Farmers Reservoir & Irrigation Co. v. McComb, 337 U.S. 755 (1949)

Farmers Reservoir & Irrigation Co. v. McComb


Argued December 16, 1948
Decided June 27, 1949 *
337 U.S. 755

CERTIORARI TO THE UNITED STATES COURT OF APPEALS
FOR THE TENTH CIRCUIT

Syllabus

The sole activity of a mutual irrigation company owned entirely by farmers is the collection, storage, and distribution of water for irrigation purposes, wholly within Colorado. The water is supplied by the company to farmers at headgates on the company’s canals, whence it is taken into the farmers’ own laterals and used by them in the production of agricultural products to be shipped in interstate commerce. The company is nonprofit, and distributes water only to its stockholders.

Held: the company’s field employees (ditch riders, lake tenders, and maintenance men) and its bookkeeper are within the coverage of the Fair Labor Standards Act, as employed in an "occupation necessary to the production" of goods for interstate commerce, within the meaning of § 3(j), and are not exempt under § 13(a) as "employed in agriculture." Pp. 756-770.

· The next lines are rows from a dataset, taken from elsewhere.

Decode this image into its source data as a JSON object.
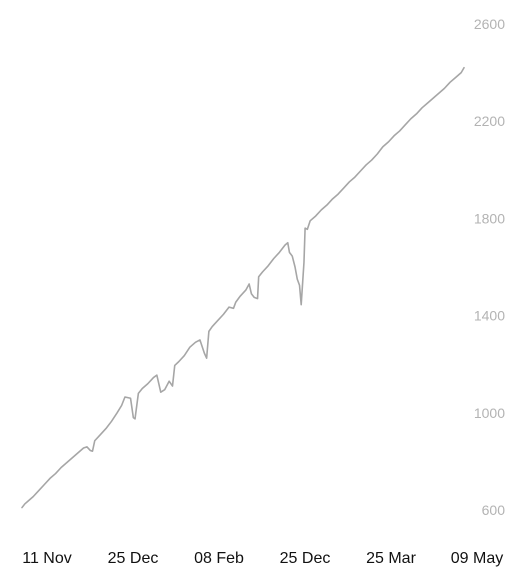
{
  "chart_data": {
    "type": "line",
    "title": "",
    "xlabel": "",
    "ylabel": "",
    "ylim": [
      600,
      2600
    ],
    "grid": false,
    "legend": "none",
    "y_axis_position": "right",
    "y_ticks": [
      600,
      1000,
      1400,
      1800,
      2200,
      2600
    ],
    "x_tick_labels": [
      "11 Nov",
      "25 Dec",
      "08 Feb",
      "25 Dec",
      "25 Mar",
      "09 May"
    ],
    "line_color": "#a6a6a6",
    "series": [
      {
        "points": [
          [
            0.0,
            610
          ],
          [
            0.5,
            625
          ],
          [
            1.0,
            635
          ],
          [
            2.0,
            655
          ],
          [
            3.0,
            680
          ],
          [
            4.0,
            705
          ],
          [
            5.0,
            730
          ],
          [
            6.0,
            750
          ],
          [
            7.0,
            775
          ],
          [
            8.0,
            795
          ],
          [
            9.0,
            815
          ],
          [
            10.0,
            835
          ],
          [
            11.0,
            855
          ],
          [
            11.6,
            860
          ],
          [
            12.2,
            845
          ],
          [
            12.6,
            842
          ],
          [
            13.0,
            885
          ],
          [
            14.0,
            910
          ],
          [
            15.0,
            935
          ],
          [
            16.0,
            965
          ],
          [
            17.0,
            1000
          ],
          [
            17.8,
            1030
          ],
          [
            18.4,
            1065
          ],
          [
            19.4,
            1060
          ],
          [
            19.9,
            980
          ],
          [
            20.2,
            975
          ],
          [
            20.8,
            1080
          ],
          [
            21.5,
            1100
          ],
          [
            22.5,
            1120
          ],
          [
            23.5,
            1145
          ],
          [
            24.1,
            1155
          ],
          [
            24.8,
            1085
          ],
          [
            25.5,
            1095
          ],
          [
            26.3,
            1130
          ],
          [
            26.9,
            1110
          ],
          [
            27.3,
            1195
          ],
          [
            28.0,
            1210
          ],
          [
            29.0,
            1235
          ],
          [
            30.0,
            1270
          ],
          [
            31.0,
            1290
          ],
          [
            31.8,
            1300
          ],
          [
            32.6,
            1245
          ],
          [
            33.0,
            1225
          ],
          [
            33.4,
            1335
          ],
          [
            34.0,
            1355
          ],
          [
            35.0,
            1380
          ],
          [
            36.0,
            1405
          ],
          [
            37.0,
            1435
          ],
          [
            37.8,
            1430
          ],
          [
            38.2,
            1455
          ],
          [
            39.0,
            1480
          ],
          [
            40.0,
            1505
          ],
          [
            40.6,
            1530
          ],
          [
            41.0,
            1490
          ],
          [
            41.5,
            1475
          ],
          [
            42.1,
            1470
          ],
          [
            42.3,
            1560
          ],
          [
            43.0,
            1580
          ],
          [
            44.0,
            1605
          ],
          [
            45.0,
            1635
          ],
          [
            46.0,
            1660
          ],
          [
            47.0,
            1690
          ],
          [
            47.5,
            1700
          ],
          [
            47.8,
            1660
          ],
          [
            48.3,
            1645
          ],
          [
            48.8,
            1600
          ],
          [
            49.2,
            1550
          ],
          [
            49.6,
            1525
          ],
          [
            49.9,
            1445
          ],
          [
            50.4,
            1620
          ],
          [
            50.6,
            1760
          ],
          [
            51.0,
            1755
          ],
          [
            51.5,
            1790
          ],
          [
            52.5,
            1810
          ],
          [
            53.5,
            1835
          ],
          [
            54.5,
            1855
          ],
          [
            55.5,
            1880
          ],
          [
            56.5,
            1900
          ],
          [
            57.5,
            1925
          ],
          [
            58.5,
            1950
          ],
          [
            59.5,
            1970
          ],
          [
            60.5,
            1995
          ],
          [
            61.5,
            2020
          ],
          [
            62.5,
            2040
          ],
          [
            63.5,
            2065
          ],
          [
            64.5,
            2095
          ],
          [
            65.5,
            2115
          ],
          [
            66.5,
            2140
          ],
          [
            67.5,
            2160
          ],
          [
            68.5,
            2185
          ],
          [
            69.5,
            2210
          ],
          [
            70.5,
            2230
          ],
          [
            71.5,
            2255
          ],
          [
            72.5,
            2275
          ],
          [
            73.5,
            2295
          ],
          [
            74.5,
            2315
          ],
          [
            75.5,
            2335
          ],
          [
            76.5,
            2360
          ],
          [
            77.5,
            2380
          ],
          [
            78.5,
            2400
          ],
          [
            79.0,
            2420
          ]
        ]
      }
    ]
  }
}
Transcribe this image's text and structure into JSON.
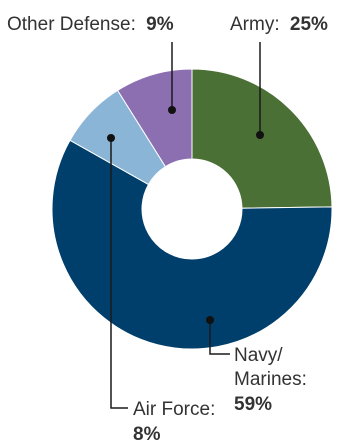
{
  "chart_data": {
    "type": "pie",
    "donut": true,
    "title": "",
    "slices": [
      {
        "name": "Army",
        "label": "Army:",
        "value": 25,
        "value_label": "25%",
        "color": "#4a7035"
      },
      {
        "name": "Navy/Marines",
        "label_lines": [
          "Navy/",
          "Marines:"
        ],
        "value": 59,
        "value_label": "59%",
        "color": "#003e6b"
      },
      {
        "name": "Air Force",
        "label": "Air Force:",
        "value": 8,
        "value_label": "8%",
        "color": "#8ab5d6"
      },
      {
        "name": "Other Defense",
        "label": "Other Defense:",
        "value": 9,
        "value_label": "9%",
        "color": "#8c6fb0"
      }
    ],
    "start_position": "top",
    "direction": "clockwise",
    "legend": "none"
  }
}
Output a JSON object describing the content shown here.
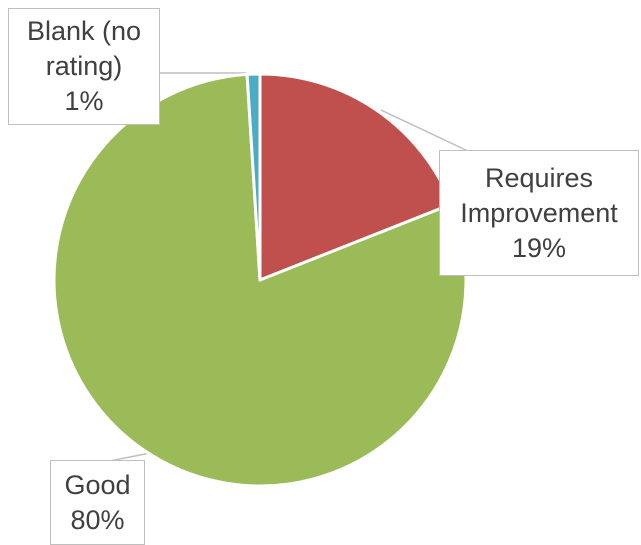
{
  "chart_data": {
    "type": "pie",
    "title": "",
    "slices": [
      {
        "name": "Requires Improvement",
        "value": 19,
        "label_lines": [
          "Requires",
          "Improvement"
        ],
        "pct_label": "19%",
        "color": "#c0504d"
      },
      {
        "name": "Good",
        "value": 80,
        "label_lines": [
          "Good"
        ],
        "pct_label": "80%",
        "color": "#9bbb59"
      },
      {
        "name": "Blank (no rating)",
        "value": 1,
        "label_lines": [
          "Blank (no",
          "rating)"
        ],
        "pct_label": "1%",
        "color": "#4bacc6"
      }
    ],
    "legend": "none",
    "data_labels": "callouts"
  }
}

1. The fact that a particular activity is necessary to agricultural production does not require the conclusion that it is agricultural production. P. 759.

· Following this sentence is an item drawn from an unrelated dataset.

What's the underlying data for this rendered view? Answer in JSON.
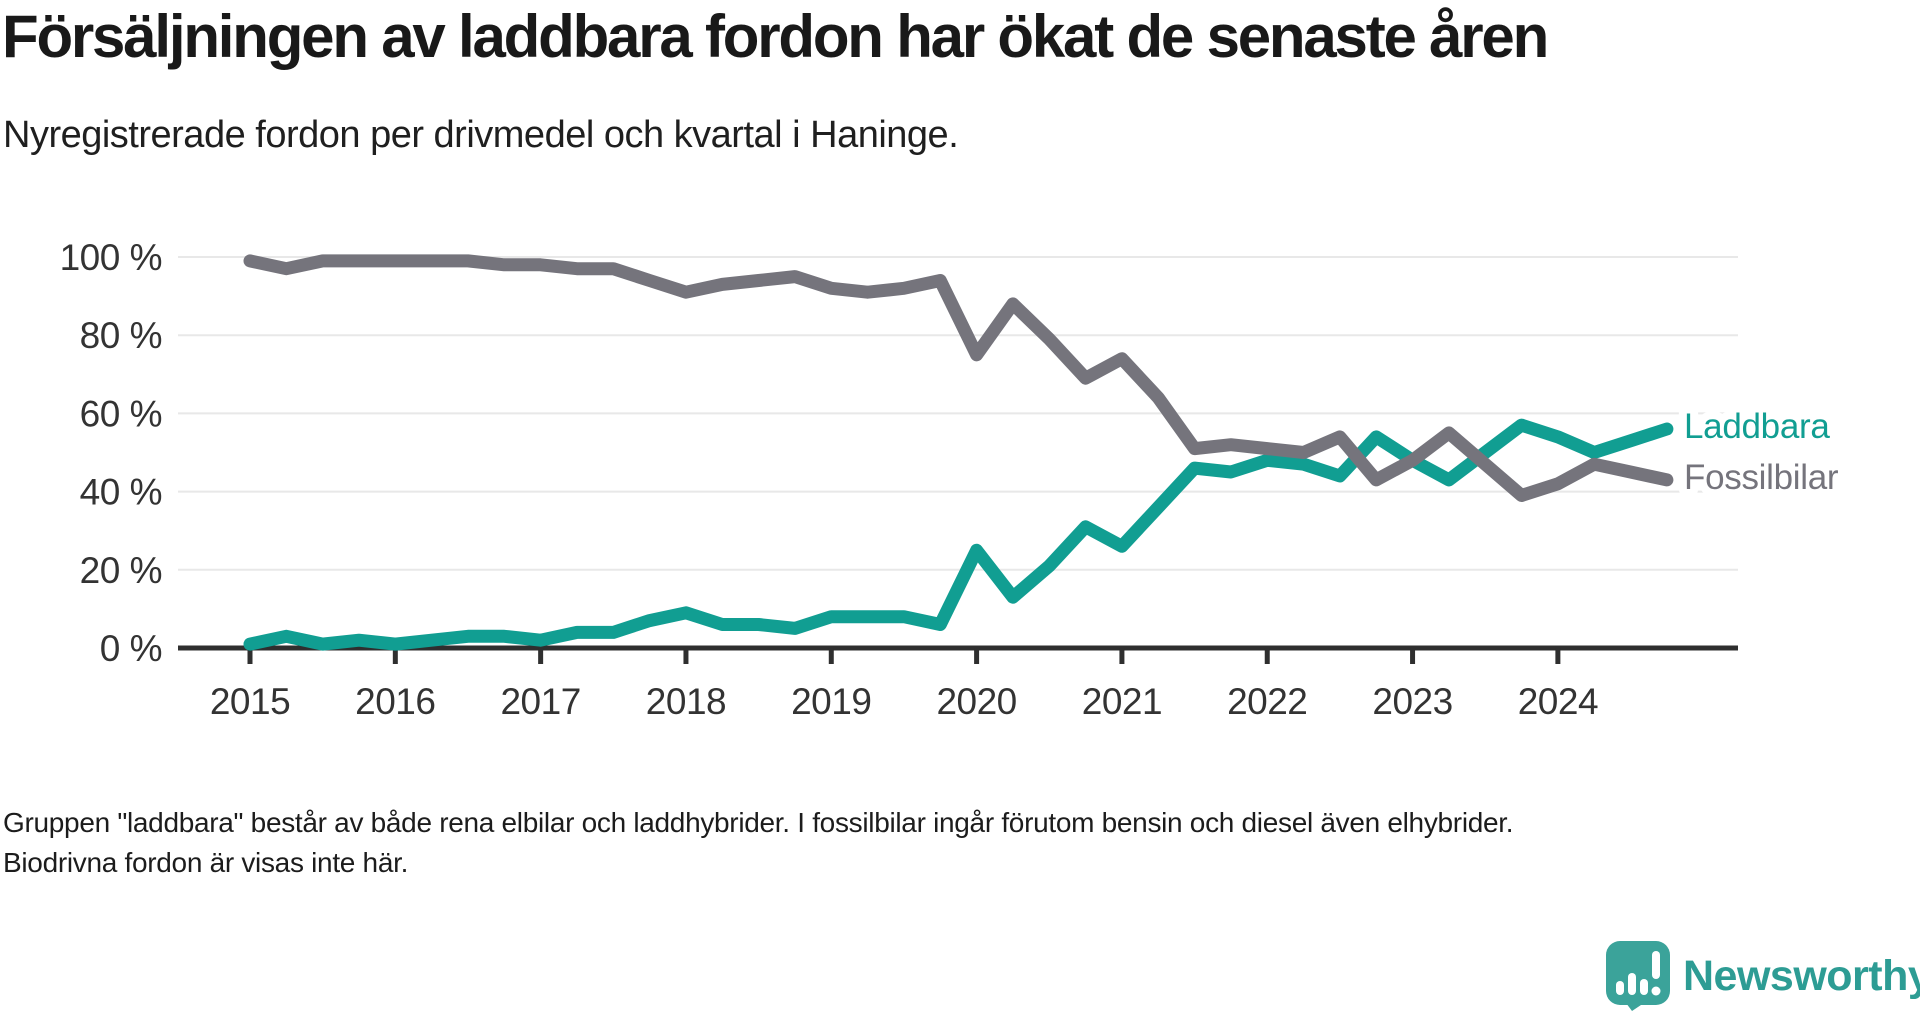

2. The test of whether a particular type of activity is agricultural is whether the activity is carried on as part of the agricultural function or is separately organized as an independent productive activity. P. 761.

3. The irrigation company is not engaged in "agriculture," within the meaning of § 3(f) of the Act, since it owns no farms, raises no crops, and is not engaged in cultivating or tilling the soil or in growing any agricultural commodity. Pp. 762-764.

4. In § 3(f) of the Act, which defines "agriculture," the word "production" is not used in the special expanded meaning in which it is used in § 3(j) of the Act. Pp. 764-766.

5. The activities of the employees in question are not exempt under § 3(f) as practices "performed by a farmer or on a farm." Pp. 766-768.

6. Assuming that the agricultural exemption includes the work of persons who do no farming, but are employed by farmers, the employees here in question are nonetheless not exempt, since they are employed not by farmers, but by the company, and the fact that the company is owned by farmers, and is nonprofit, is immaterial. Pp. 768-769.

167 F.2d 911 modified and affirmed.

A suit by the Administrator to restrain alleged violations of the Fair Labor Standards Act by a mutual irrigation company was dismissed by the District Court, which held the employees in question exempt as employed in agriculture. The Court of Appeals reversed, except as to a bookkeeper, whose case it regarded as moot. 167 F.2d 911. This Court granted cross-petitions for certiorari. 335 U.S. 809. Modified and affirmed, p. 770.